Heute vor 80 Jahren kapitulierte die deutsche Wehrmacht vor den Alliierten des 2. Weltkriegs. Das bedeutete 68 Monate nach dem deutschen Überfall auf Polen das Kriegsende in Europa. Bereits am 7. Mai hatte Generaloberst Alfred Jodl als Chef des Wehrmachtsführungsstabes im französischen Reims die bedingungslose Kapitulation an allen Fronten unterzeichnet. Diese trat am Folgetag um 23:01 Uhr mitteleuropäischer Zeit in Kraft.
Die Sowjetunion bestätigte allerdings die Unterschrift ihres Vertreters in Reims nicht und bestand auf der Unterzeichnung einer weiteren Kapitulationserklärung durch das Oberkommando der Wehrmacht und die Befehlshaber der deutschen Teilstreitkräfte. Diese „Ratifizierung“ erfolgte am 9. Mai um 00:16 Uhr (02:16 Uhr Moskauer Zeit) am Sitz des Oberkommandieren der Roten Armee in Deutschland, Marschall Georgi Schukow, in Berlin-Karlshorst. In Russland und verbündeten Staaten wird der Tag des Kriegsendes daher am 9. Mai begangen.
Besiegt oder befreit?
In der Bundesrepublik Deutschland wird des Datums erst seit der Rede des damaligen Bundespräsidenten Richard Weizsäcker vor dem Bundestag 1985 und zu runden Jahrestagen in größerem Rahmen gedacht. Weizsäcker ergriff mit der Aussage, Deutschland sei an diesem Tag vom Nationalsozialismus befreit worden, Partei in einem langdauernden Historikerstreit darüber, ob man als Land besiegt oder befreit worden sei. Beide Positionen hatten auch Implikationen für die Frage nach der Schuld der Deutschen als Volk am 2. Weltkrieg – ob sie also eher Opfer oder Mittäter des Nationalsozialismus gewesen seien. Die Diskussion über die Nuancen dazwischen setzt sich bis heute fort.
Der aktuelle 80. Jahrestag ist, wie schon der 75., nur in Berlin außerordentlicher gesetzlicher Feiertag. Hier kam auch der Bundestag zu einer Gedenksitzung zusammen. Bundespräsident Frank Walter Steinmeier bezeichnete den Zweiten Weltkrieg als „nichts als ein endloses Grauen“. Es seien Deutsche gewesen, „die nicht willens und nicht fähig waren, selber das Joch des NS-Regimes abzuwerfen“. Steinmeier erinnerte an die Leistungen der Alliierten und Widerstandsbewegungen. Dabei erwähnte er auch den Beitrag der Roten Armee, verurteilte aber den russischen Angriffskrieg gegen die Ukraine.

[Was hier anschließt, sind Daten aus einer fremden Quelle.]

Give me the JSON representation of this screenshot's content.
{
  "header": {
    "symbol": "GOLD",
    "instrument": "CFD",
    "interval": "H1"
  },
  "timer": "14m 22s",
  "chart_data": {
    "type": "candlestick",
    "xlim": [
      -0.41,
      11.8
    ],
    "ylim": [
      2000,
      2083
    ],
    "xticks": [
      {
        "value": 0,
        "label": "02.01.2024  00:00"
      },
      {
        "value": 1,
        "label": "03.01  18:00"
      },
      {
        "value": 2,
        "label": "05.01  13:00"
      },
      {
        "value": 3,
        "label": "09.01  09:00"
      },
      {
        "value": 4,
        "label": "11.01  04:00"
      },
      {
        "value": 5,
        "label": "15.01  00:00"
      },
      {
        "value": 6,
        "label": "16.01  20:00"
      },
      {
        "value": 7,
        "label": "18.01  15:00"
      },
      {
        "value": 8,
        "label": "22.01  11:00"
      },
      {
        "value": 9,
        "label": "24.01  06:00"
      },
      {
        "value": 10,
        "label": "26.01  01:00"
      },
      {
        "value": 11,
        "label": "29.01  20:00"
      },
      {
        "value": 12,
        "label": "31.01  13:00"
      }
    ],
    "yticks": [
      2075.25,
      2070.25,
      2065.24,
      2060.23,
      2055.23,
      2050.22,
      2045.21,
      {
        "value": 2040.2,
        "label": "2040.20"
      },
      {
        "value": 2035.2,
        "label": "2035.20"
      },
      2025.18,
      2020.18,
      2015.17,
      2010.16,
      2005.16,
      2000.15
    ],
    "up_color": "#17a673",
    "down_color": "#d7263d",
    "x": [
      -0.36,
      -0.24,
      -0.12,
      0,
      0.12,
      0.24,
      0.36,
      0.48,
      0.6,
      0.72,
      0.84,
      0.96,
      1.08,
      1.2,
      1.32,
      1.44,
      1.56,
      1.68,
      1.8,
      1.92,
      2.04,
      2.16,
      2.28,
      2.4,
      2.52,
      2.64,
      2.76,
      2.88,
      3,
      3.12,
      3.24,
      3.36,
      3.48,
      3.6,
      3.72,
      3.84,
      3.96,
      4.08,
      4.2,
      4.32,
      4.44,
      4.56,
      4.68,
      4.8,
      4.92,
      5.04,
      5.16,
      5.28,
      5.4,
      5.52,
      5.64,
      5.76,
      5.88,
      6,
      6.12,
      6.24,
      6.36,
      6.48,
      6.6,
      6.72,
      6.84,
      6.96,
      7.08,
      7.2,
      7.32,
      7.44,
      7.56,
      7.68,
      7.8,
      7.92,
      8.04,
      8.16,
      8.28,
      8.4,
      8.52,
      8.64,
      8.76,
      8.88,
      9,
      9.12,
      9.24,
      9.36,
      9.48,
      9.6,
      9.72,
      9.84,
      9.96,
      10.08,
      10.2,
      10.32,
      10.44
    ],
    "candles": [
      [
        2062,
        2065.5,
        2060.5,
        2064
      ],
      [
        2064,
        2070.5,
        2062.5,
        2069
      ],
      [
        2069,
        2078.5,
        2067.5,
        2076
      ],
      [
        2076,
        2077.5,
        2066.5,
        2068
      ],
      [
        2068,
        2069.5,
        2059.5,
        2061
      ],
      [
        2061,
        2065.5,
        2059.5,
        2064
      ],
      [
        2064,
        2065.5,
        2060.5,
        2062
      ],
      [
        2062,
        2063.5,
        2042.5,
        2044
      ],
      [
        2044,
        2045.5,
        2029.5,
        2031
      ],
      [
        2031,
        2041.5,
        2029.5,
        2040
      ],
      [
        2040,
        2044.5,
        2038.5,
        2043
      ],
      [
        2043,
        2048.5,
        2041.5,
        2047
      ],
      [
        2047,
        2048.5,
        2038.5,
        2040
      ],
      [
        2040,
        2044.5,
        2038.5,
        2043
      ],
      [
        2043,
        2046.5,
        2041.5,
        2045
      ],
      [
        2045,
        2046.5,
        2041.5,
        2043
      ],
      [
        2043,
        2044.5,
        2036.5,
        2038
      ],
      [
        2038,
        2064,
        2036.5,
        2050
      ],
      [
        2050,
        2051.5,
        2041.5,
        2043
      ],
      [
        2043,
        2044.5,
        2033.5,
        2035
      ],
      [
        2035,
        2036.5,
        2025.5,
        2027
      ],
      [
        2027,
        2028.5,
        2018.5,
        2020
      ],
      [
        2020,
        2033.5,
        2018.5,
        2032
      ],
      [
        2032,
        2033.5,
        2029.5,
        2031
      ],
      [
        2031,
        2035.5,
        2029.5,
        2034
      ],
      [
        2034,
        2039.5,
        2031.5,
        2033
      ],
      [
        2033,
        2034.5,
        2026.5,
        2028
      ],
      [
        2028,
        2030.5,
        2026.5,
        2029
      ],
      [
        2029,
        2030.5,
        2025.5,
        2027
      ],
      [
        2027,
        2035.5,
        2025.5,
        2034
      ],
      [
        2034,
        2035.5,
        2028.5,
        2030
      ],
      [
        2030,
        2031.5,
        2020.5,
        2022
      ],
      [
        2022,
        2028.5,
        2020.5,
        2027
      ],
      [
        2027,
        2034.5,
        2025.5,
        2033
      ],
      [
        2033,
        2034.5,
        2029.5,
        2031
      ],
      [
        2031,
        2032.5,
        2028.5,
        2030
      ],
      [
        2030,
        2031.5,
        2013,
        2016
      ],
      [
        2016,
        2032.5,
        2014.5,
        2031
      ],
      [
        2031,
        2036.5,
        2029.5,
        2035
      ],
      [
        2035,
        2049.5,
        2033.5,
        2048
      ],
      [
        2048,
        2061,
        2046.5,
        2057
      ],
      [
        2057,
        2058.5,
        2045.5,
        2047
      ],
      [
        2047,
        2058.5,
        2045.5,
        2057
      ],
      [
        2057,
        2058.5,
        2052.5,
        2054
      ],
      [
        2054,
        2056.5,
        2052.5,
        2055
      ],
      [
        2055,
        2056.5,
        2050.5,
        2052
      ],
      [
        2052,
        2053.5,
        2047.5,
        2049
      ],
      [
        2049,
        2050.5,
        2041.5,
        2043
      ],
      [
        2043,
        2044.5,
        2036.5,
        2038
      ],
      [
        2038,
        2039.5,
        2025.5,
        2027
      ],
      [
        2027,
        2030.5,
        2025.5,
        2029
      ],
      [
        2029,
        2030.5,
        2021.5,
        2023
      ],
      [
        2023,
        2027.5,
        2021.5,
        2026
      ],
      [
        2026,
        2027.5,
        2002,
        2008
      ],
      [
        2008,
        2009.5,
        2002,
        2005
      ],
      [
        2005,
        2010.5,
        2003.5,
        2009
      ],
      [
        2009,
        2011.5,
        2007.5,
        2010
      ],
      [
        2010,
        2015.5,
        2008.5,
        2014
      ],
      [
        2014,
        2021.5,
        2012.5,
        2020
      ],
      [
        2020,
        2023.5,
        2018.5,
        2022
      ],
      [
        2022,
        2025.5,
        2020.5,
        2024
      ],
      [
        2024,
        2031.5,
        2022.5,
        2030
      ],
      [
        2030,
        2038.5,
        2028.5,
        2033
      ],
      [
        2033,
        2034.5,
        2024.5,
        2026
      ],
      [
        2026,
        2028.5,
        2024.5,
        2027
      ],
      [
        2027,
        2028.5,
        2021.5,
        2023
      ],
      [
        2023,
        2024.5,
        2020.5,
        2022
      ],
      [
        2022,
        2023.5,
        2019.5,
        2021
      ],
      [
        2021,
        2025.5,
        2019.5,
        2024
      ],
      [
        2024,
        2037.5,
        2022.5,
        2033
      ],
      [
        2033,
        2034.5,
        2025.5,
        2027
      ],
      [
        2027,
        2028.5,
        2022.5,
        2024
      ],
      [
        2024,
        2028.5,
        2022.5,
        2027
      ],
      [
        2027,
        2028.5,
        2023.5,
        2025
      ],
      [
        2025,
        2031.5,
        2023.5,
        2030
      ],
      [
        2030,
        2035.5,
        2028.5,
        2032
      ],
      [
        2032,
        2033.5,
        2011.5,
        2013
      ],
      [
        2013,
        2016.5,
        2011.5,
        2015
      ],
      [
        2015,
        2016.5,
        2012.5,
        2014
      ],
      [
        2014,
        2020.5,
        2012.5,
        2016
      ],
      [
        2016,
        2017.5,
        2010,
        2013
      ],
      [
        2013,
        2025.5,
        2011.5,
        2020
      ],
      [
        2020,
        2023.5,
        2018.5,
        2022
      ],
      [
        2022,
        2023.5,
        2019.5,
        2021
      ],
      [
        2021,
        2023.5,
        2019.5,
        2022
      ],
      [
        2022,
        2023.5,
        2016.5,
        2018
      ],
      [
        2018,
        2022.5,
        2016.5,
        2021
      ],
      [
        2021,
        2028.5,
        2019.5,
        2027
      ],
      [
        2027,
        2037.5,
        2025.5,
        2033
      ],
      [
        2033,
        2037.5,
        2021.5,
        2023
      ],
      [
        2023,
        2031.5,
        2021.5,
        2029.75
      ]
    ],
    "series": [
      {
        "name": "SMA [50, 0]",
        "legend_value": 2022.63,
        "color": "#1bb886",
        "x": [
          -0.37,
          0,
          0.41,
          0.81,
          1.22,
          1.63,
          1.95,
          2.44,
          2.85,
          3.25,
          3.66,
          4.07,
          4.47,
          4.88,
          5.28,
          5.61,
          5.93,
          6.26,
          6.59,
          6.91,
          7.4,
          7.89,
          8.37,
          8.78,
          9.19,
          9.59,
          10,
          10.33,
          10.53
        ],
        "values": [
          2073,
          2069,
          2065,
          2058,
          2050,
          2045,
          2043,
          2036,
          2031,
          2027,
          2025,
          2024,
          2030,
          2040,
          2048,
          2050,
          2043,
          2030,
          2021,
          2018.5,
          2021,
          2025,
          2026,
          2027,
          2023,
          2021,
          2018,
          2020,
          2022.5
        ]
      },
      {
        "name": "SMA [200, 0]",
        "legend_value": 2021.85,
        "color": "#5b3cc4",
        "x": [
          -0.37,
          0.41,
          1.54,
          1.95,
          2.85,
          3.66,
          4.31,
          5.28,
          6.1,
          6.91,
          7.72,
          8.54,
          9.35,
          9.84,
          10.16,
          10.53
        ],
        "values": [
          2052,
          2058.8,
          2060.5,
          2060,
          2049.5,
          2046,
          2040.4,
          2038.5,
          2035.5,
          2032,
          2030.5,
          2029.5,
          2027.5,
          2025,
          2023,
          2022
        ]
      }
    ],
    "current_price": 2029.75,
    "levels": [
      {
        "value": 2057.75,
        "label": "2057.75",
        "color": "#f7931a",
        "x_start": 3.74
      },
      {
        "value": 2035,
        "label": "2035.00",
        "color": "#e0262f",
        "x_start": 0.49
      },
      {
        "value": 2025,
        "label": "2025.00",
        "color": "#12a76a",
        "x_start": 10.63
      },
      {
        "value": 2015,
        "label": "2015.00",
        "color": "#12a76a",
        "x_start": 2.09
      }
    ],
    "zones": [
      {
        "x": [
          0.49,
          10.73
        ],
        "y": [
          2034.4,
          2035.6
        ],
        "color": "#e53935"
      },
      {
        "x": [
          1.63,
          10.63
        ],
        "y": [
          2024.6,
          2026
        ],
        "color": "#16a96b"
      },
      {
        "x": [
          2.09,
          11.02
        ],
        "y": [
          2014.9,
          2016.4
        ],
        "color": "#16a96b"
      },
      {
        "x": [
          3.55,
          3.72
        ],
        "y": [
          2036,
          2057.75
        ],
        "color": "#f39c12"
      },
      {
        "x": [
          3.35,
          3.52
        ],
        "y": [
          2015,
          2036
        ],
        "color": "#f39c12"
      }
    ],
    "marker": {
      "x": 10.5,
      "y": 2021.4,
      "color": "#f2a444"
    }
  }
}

Zum Schluss rief er dazu auf, die seit dem Kriegende gewonnene Freiheit und Demokratie zu schützen.
Feiern zum Kriegsende bei den Siegern
In Moskau steht die morgige traditionelle Militärparade zur Feier des Sieges über Deutschland ebenfalls im Schatten des Ukrainekriegs. Der russische Präsident Wladimir Putin hat dazu einen dreitägigen Waffenstillstand ausgerufen. Der offensichtliche Grund ist, die Teilnahme internationaler Staatsgäste und die damit verbundene Demonstration von Anerkennung seines Regimes nicht zu gefährden. In Kiew, wohin Staatsgäste wegen der Bedrohungslage schon seit drei Jahren per Zug fahren müssen, stieß das erwartbar nicht auf Gegenliebe. Zu Wochenbeginn startete die Ukraine neue Drohnenangriffe auf Moskau, die zwar nur minimale Schäden verursachten, aber zur Schließung aller Moskauer Flughäfen führten.
In den USA hat Präsident Donald Trump kürzlich erklärt, den bisherigen „Victory in Europe (VE) Day“ als gesetzlichen „Victory Day for World War II“ etablieren zu wollen und bei dieser Gelegenheit auch den „Veterans Day“ am 11. November in „Victory Day for World War I“ umzubenennen. Beides stieß auf scharfe Kritik von Historikern und Veteranen. Diese wiesen darauf hin, dass der 2. Weltkrieg im Pazifik nach dem 8. Mai noch mehrere Monate mit großen Verlusten andauerte, und der ursprüngliche „Armistice Day“ zur Feier des Waffenstillstands im 1. Weltkrieg bewusst auf die Würdigung aller US-Veteranen ausgedehnt worden sei. Offizielle Schritte zu Umbenennungen sind nicht erfolgt.